Analyze correlations between movie features and ratings.

In [None]:
if ratings_df is not None and movies_df is not None:
    # Merge ratings with movies
    merged_df = pd.merge(ratings_df, movies_df, on='movieId')
    
    # Calculate correlation between movie year and rating
    if 'year' in merged_df.columns:
        year_rating_corr = merged_df['year'].corr(merged_df['rating'])
        print(f"Correlation between movie year and rating: {year_rating_corr:.4f}")
        
        # Plot year vs. rating
        plt.figure(figsize=(12, 6))
        sns.boxplot(x='year', y='rating', data=merged_df.sample(10000))
        plt.title('Rating Distribution by Movie Year')
        plt.xlabel('Year')
        plt.ylabel('Rating')
        plt.xticks(rotation=90)
        plt.tight_layout()
        plt.show()
    
    # Calculate correlation between number of ratings and average rating
    movie_stats = merged_df.groupby('movieId').agg({
        'rating': ['count', 'mean']
    })
    movie_stats.columns = ['rating_count', 'rating_mean']
    
    count_rating_corr = movie_stats['rating_count'].corr(movie_stats['rating_mean'])
    print(f"Correlation between number of ratings and average rating: {count_rating_corr:.4f}")
    
    # Plot number of ratings vs. average rating
    plt.figure(figsize=(10, 6))
    plt.scatter(movie_stats['rating_count'], movie_stats['rating_mean'], alpha=0.5)
    plt.title('Average Rating vs. Number of Ratings')
    plt.xlabel('Number of Ratings')
    plt.ylabel('Average Rating')
    plt.xscale('log')
    plt.grid(True)
    plt.tight_layout()
    plt.show()

## Conclusion

Summarize the key findings from the data exploration and discuss implications for the recommendation model.

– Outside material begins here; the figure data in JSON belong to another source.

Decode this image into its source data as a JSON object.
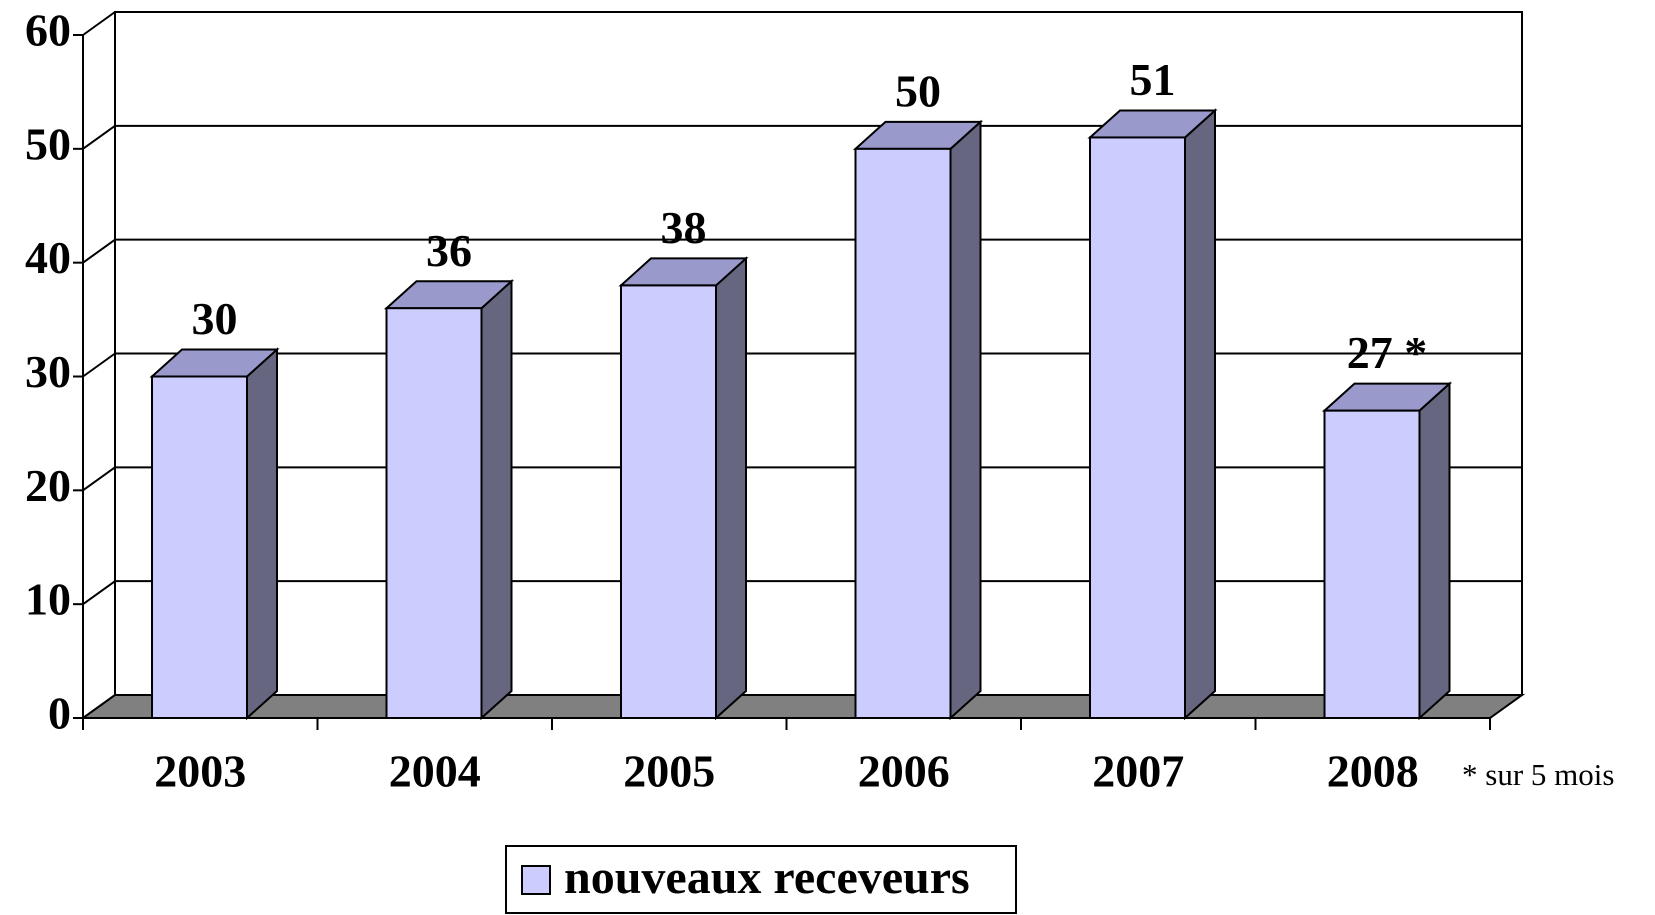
{
  "chart_data": {
    "type": "bar3d",
    "categories": [
      "2003",
      "2004",
      "2005",
      "2006",
      "2007",
      "2008"
    ],
    "series": [
      {
        "name": "nouveaux receveurs",
        "color": "#ccccff",
        "values": [
          30,
          36,
          38,
          50,
          51,
          27
        ],
        "value_labels": [
          "30",
          "36",
          "38",
          "50",
          "51",
          "27 *"
        ]
      }
    ],
    "annotation": "* sur 5 mois",
    "ylim": [
      0,
      60
    ],
    "yticks": [
      0,
      10,
      20,
      30,
      40,
      50,
      60
    ],
    "grid": true,
    "legend": "bottom"
  }
}
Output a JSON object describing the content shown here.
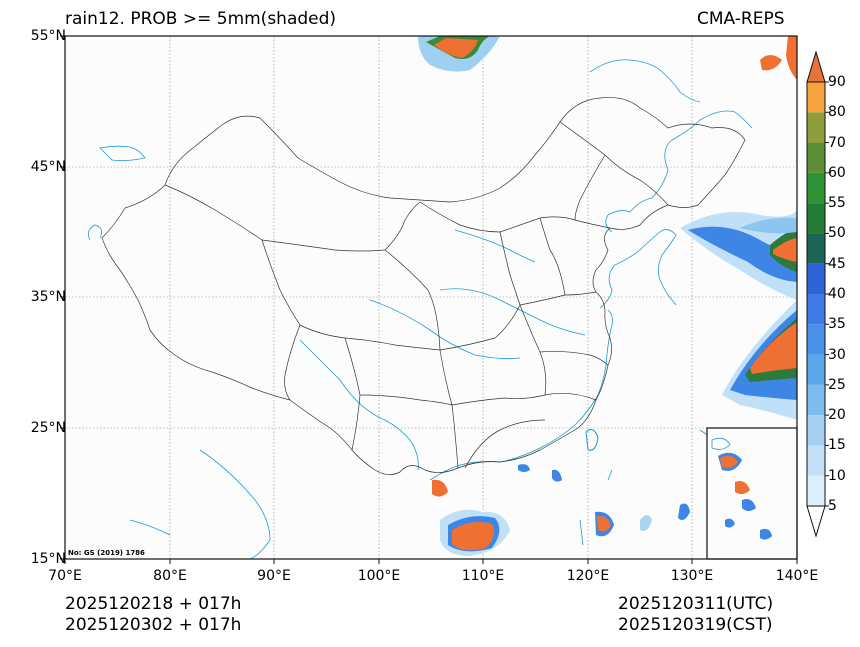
{
  "title": {
    "left": "rain12. PROB >= 5mm(shaded)",
    "right": "CMA-REPS"
  },
  "axes": {
    "lat_labels": [
      "55°N",
      "45°N",
      "35°N",
      "25°N",
      "15°N"
    ],
    "lon_labels": [
      "70°E",
      "80°E",
      "90°E",
      "100°E",
      "110°E",
      "120°E",
      "130°E",
      "140°E"
    ]
  },
  "footer": {
    "init_utc": "2025120218  +  017h",
    "init_cst": "2025120302  +  017h",
    "valid_utc": "2025120311(UTC)",
    "valid_cst": "2025120319(CST)"
  },
  "map_note": "No: GS (2019) 1786",
  "extent": {
    "lon": [
      70,
      140
    ],
    "lat": [
      15,
      55
    ]
  },
  "colorbar": {
    "levels": [
      "5",
      "10",
      "15",
      "20",
      "25",
      "30",
      "35",
      "40",
      "45",
      "50",
      "55",
      "60",
      "70",
      "80",
      "90"
    ],
    "colors": [
      "#ddeefb",
      "#c3e0f6",
      "#a5d0f2",
      "#7cbcee",
      "#5aa7ea",
      "#4a8fe8",
      "#3f7ae6",
      "#2f64d6",
      "#1e6555",
      "#227a35",
      "#2f9236",
      "#5c8e36",
      "#8f9e3c",
      "#f7a23c",
      "#f07d30",
      "#e8733a"
    ]
  },
  "colors": {
    "coast": "#1e9ad6",
    "border": "#222222",
    "heavy": "#ee7133",
    "mid": "#3d86e6",
    "light": "#a9d4f4",
    "green": "#3a8a3a"
  }
}
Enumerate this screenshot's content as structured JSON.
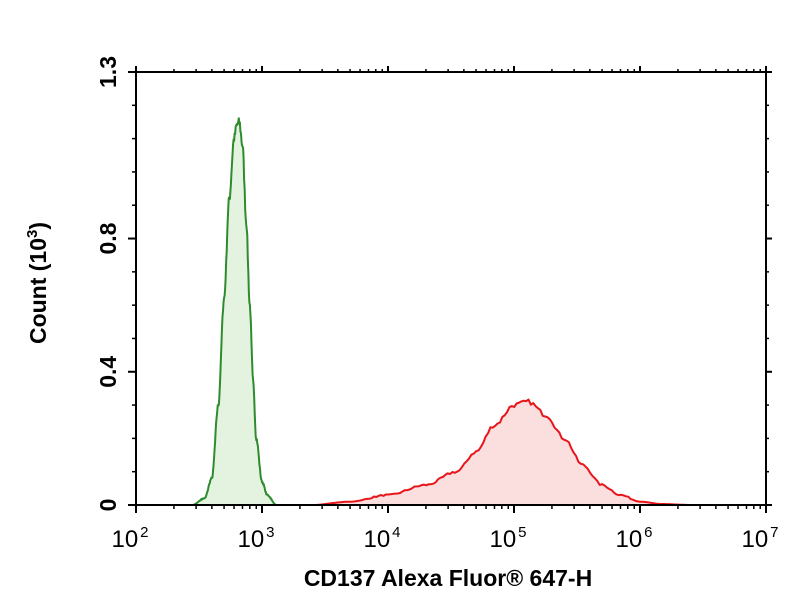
{
  "chart_data": {
    "type": "area",
    "xlabel": "CD137 Alexa Fluor® 647-H",
    "ylabel_prefix": "Count (10",
    "ylabel_exp": "3",
    "ylabel_suffix": ")",
    "x_scale": "log",
    "xlim": [
      100,
      10000000
    ],
    "ylim": [
      0,
      1.3
    ],
    "x_ticks": [
      {
        "base": "10",
        "exp": "2",
        "value": 100
      },
      {
        "base": "10",
        "exp": "3",
        "value": 1000
      },
      {
        "base": "10",
        "exp": "4",
        "value": 10000
      },
      {
        "base": "10",
        "exp": "5",
        "value": 100000
      },
      {
        "base": "10",
        "exp": "6",
        "value": 1000000
      },
      {
        "base": "10",
        "exp": "7",
        "value": 10000000
      }
    ],
    "y_ticks": [
      {
        "label": "0",
        "value": 0
      },
      {
        "label": "0.4",
        "value": 0.4
      },
      {
        "label": "0.8",
        "value": 0.8
      },
      {
        "label": "1.3",
        "value": 1.3
      }
    ],
    "grid": false,
    "series": [
      {
        "color": "#2e8b2e",
        "fill": "#e4f2e0",
        "x": [
          280,
          350,
          400,
          450,
          500,
          550,
          600,
          630,
          660,
          700,
          750,
          800,
          850,
          900,
          1000,
          1100,
          1300
        ],
        "y": [
          0,
          0.02,
          0.08,
          0.3,
          0.62,
          0.92,
          1.1,
          1.14,
          1.15,
          1.08,
          0.85,
          0.6,
          0.37,
          0.2,
          0.07,
          0.03,
          0
        ]
      },
      {
        "color": "#e8151b",
        "fill": "#fbdede",
        "x": [
          2500,
          5000,
          10000,
          20000,
          35000,
          50000,
          70000,
          100000,
          130000,
          180000,
          250000,
          350000,
          500000,
          700000,
          1000000,
          1500000,
          2500000
        ],
        "y": [
          0,
          0.01,
          0.03,
          0.06,
          0.1,
          0.16,
          0.24,
          0.3,
          0.31,
          0.27,
          0.2,
          0.12,
          0.06,
          0.03,
          0.01,
          0.003,
          0
        ]
      }
    ]
  }
}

Based on the exploratory data analysis, we can draw the following conclusions:

1. **Data Characteristics**:
   - The dataset contains a large number of movies and ratings
   - The user-item matrix is highly sparse, which is typical for recommendation systems
   - There is a wide range of movie release years and genres

2. **Rating Patterns**:
   - Ratings are not uniformly distributed; some ratings are more common than others
   - Users have varying levels of activity, with some users rating many movies and others rating only a few
   - Movies also have varying levels of popularity, with some movies receiving many ratings and others receiving few

3. **Temporal Patterns**:
   - Rating activity varies over time, with certain years showing more activity than others
   - There may be hourly patterns in rating behavior

4. **Genre Preferences**:
   - Different genres have different average ratings
   - Some genres are more popular (receive more ratings) than others

5. **Correlations**:
   - There may be correlations between movie features (e.g., year, genre) and ratings
   - There may be correlations between popularity (number of ratings) and average rating

**Implications for the Neuro-Fuzzy Recommendation Model**:

1. **Feature Engineering**:
   - We should include movie features such as genre and release year
   - We may want to include user features such as activity level and rating patterns
   - Temporal features may also be useful

2. **Model Design**:
   - The model should handle the high sparsity of the user-item matrix
   - We may want to use a hybrid approach that combines collaborative filtering with content-based filtering
   - The fuzzy component can help capture the uncertainty in user preferences

3. **Evaluation**:
   - We should evaluate the model on different user segments (e.g., active vs. inactive users)
   - We should evaluate the model on different movie segments (e.g., popular vs. unpopular movies)
   - We should consider both accuracy metrics (e.g., RMSE) and ranking metrics (e.g., precision, recall)

Next steps include preprocessing the data, engineering features, and building the neuro-fuzzy recommendation model.